Davidsen’s opening Brahms songs were somewhat dark, melancholic, introspective, and redolent of love whether forlorn or lost. As ever with this composer, it fell to the pianist to set the mood for each one and Baillieu did just that whilst proving himself the most sympathetic of accompanists. Even more downbeat was Schumann’s Gedichte der Königin Maria Stuart. There is nothing romantic in these but across a span of 26 years they follow the Scottish queen’s biography and we hear about her devotion to her adopted land of France, a mother’s concern for her son, the wish to see her rival Elizabeth I, then some years later accepting all hope has been lost, before a final prayer as her execution draws near. These are five short masterpieces allowing Davidsen full ‘reign’ for impassioned outpourings with Baillieu reaching equally expressive heights.

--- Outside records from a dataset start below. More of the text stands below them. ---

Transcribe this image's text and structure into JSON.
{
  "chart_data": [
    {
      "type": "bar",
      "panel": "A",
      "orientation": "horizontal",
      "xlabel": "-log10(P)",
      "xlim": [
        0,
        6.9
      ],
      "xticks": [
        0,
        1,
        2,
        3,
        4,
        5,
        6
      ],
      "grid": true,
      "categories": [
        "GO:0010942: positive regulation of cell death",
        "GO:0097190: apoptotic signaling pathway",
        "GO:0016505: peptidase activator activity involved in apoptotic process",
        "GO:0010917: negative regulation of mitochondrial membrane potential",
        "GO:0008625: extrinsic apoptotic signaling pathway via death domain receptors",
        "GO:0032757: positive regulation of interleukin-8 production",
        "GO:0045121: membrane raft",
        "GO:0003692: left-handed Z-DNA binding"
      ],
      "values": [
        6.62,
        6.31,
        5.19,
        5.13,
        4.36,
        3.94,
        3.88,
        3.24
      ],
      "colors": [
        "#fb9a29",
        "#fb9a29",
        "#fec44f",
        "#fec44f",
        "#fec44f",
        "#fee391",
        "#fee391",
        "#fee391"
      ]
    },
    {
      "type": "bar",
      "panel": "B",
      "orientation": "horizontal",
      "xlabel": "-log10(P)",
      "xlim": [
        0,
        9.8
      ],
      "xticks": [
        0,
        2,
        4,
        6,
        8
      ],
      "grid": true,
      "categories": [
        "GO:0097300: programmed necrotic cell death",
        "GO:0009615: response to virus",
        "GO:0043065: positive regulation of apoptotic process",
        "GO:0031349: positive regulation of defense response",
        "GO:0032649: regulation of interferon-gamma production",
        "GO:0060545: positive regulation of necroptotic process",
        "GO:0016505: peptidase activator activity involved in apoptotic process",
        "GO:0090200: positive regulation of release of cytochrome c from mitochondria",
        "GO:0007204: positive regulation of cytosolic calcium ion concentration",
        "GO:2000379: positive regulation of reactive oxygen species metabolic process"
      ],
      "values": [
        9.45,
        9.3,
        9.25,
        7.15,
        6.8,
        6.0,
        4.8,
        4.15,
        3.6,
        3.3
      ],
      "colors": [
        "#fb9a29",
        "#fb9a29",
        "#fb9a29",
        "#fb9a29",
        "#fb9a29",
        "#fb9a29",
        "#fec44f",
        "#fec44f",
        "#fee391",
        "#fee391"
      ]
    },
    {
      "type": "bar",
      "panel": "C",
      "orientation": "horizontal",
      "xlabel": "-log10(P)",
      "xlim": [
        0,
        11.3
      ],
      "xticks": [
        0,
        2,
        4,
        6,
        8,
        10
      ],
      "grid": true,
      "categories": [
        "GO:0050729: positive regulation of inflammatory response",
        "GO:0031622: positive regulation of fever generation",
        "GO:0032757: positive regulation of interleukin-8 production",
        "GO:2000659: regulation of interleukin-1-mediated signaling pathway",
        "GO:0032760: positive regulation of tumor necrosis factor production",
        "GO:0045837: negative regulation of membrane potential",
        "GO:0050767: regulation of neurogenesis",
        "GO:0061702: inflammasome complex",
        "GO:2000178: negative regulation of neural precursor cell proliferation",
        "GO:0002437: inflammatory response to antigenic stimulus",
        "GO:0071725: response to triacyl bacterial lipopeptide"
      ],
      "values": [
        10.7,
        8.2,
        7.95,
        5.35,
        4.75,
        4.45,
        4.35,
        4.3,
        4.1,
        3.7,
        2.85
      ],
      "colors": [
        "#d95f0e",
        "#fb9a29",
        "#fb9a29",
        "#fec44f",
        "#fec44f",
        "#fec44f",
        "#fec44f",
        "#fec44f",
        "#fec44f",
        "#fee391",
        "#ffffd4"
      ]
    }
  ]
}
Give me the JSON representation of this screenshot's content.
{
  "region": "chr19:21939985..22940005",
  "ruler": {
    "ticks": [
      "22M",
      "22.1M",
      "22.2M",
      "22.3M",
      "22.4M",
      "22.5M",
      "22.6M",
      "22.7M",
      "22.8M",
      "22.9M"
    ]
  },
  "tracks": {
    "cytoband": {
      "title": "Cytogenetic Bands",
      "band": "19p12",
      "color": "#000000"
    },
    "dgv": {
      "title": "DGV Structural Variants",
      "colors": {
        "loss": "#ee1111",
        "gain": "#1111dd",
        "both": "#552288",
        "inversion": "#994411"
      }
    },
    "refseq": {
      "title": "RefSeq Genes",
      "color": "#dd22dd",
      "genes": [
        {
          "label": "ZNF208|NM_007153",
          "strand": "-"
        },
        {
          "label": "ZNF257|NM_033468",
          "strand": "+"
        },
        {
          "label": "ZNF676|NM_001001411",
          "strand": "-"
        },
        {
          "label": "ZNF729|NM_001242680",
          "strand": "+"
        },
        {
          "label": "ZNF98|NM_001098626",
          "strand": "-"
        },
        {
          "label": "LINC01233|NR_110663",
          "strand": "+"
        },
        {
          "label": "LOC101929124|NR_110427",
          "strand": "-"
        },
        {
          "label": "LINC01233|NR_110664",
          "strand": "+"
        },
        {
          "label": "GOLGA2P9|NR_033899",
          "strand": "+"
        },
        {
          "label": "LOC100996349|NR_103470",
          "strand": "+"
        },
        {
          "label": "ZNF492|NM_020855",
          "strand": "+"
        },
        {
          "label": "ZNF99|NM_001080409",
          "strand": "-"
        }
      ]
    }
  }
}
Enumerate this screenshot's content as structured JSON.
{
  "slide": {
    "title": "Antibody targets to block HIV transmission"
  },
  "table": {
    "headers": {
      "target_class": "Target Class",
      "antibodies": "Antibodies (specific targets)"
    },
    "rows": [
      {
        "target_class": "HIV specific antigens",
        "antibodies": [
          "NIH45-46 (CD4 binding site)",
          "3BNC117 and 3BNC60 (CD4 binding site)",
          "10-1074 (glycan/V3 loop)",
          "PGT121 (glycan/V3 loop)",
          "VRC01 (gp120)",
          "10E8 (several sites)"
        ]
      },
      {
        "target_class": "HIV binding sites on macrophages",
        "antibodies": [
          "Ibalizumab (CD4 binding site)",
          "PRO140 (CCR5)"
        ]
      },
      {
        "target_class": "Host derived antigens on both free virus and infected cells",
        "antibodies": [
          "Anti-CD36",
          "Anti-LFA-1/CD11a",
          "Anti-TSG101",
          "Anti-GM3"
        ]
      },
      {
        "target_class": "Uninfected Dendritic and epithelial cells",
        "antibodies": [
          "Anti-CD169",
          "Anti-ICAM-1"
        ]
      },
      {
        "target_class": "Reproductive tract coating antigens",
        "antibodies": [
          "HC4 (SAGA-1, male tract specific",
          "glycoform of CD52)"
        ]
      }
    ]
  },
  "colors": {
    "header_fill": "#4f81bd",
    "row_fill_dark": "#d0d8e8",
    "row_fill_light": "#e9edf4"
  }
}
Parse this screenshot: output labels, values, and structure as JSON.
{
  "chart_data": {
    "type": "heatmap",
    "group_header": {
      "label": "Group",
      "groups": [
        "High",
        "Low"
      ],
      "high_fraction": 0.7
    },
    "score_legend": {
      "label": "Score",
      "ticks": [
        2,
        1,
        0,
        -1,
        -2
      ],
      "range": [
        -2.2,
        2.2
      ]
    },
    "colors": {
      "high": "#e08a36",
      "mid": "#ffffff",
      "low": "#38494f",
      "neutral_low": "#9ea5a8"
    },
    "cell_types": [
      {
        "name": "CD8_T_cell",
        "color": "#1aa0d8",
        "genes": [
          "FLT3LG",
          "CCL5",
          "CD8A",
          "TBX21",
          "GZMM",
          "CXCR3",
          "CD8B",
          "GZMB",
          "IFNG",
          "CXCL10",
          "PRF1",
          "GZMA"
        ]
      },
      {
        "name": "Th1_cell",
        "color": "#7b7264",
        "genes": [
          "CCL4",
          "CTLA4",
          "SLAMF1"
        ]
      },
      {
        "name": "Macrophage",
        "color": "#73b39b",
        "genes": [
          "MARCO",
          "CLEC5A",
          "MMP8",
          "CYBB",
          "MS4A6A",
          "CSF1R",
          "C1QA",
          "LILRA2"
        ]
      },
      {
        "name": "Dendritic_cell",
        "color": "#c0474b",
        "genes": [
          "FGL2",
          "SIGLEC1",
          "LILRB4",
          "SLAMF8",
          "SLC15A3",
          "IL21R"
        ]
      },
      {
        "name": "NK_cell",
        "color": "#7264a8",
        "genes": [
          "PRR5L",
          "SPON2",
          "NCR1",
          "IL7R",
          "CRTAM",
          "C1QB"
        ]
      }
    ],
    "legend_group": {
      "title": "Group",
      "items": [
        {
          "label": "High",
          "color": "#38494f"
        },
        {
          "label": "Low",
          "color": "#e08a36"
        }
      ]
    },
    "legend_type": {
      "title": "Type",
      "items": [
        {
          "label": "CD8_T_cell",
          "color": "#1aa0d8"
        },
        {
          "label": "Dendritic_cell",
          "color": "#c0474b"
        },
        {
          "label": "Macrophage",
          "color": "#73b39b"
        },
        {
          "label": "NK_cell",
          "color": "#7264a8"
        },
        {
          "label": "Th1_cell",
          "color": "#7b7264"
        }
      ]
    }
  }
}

After Luonnotar there was more Sibelius as Davidsen sang his Five Songs Op.37. These are slightly unconventional love songs and – the charming lullaby ‘Lasse liten’ (‘Little Lasse’) notwithstanding – ‘Flickan kom ifrån sin älsklings möte’ (‘The girl returned from meeting her lover’) was the first time when her tone was more good-humoured, at least initially, as the girl details her passion for her lover before we discover he ultimately betrays her. What optimism – however fleeting – we heard in Sibelius’s Five Songs was quickly extinguished by more gloom and despondency about the fickle nature of love in Davidsen’s three Grieg songs. A point for discussion – at another time perhaps? – is how much ‘Dereinst, Gedanke Mein’ (‘One day, my thoughts’) owes to Wagner’s Wesendonk Lieder something that was particularly evident from Baillieu’s measured and richly detailed accompaniment.

Finally her seven chosen Strauss songs showed the range of colour and dynamics of Davidsen’s fluent vocalism to best effect: in more reflective sections the German texts had an almost conversational feel thanks to her exquisite breath control, yet when Strauss frequently called for her voice to soar it surged and rang out vibrantly. There was great poignancy brought to ‘Malvern’ (‘Hollyhocks’) Strauss’s final composition with echoes of the Four Last Songs that preceded it by a mere eight weeks. It was the radiant crescendo of the final line (‘Du lebtest mit mir!’) of ‘Cäcilie’ (‘Cecily’) that acted as an exclamation mark to this impressive recital.

With many in the audience having stood to applaud Davidsen and Baillieu there was time for two encores. I longed for some Wagner, but it was not to be and there was yet more Sibelius – ‘Svarta Rosor’ (‘Black Roses’) – and more Strauss when she sang ‘Morgen!’ (‘Tomorrow!’) which was rapt, ruminative, and transfigurative.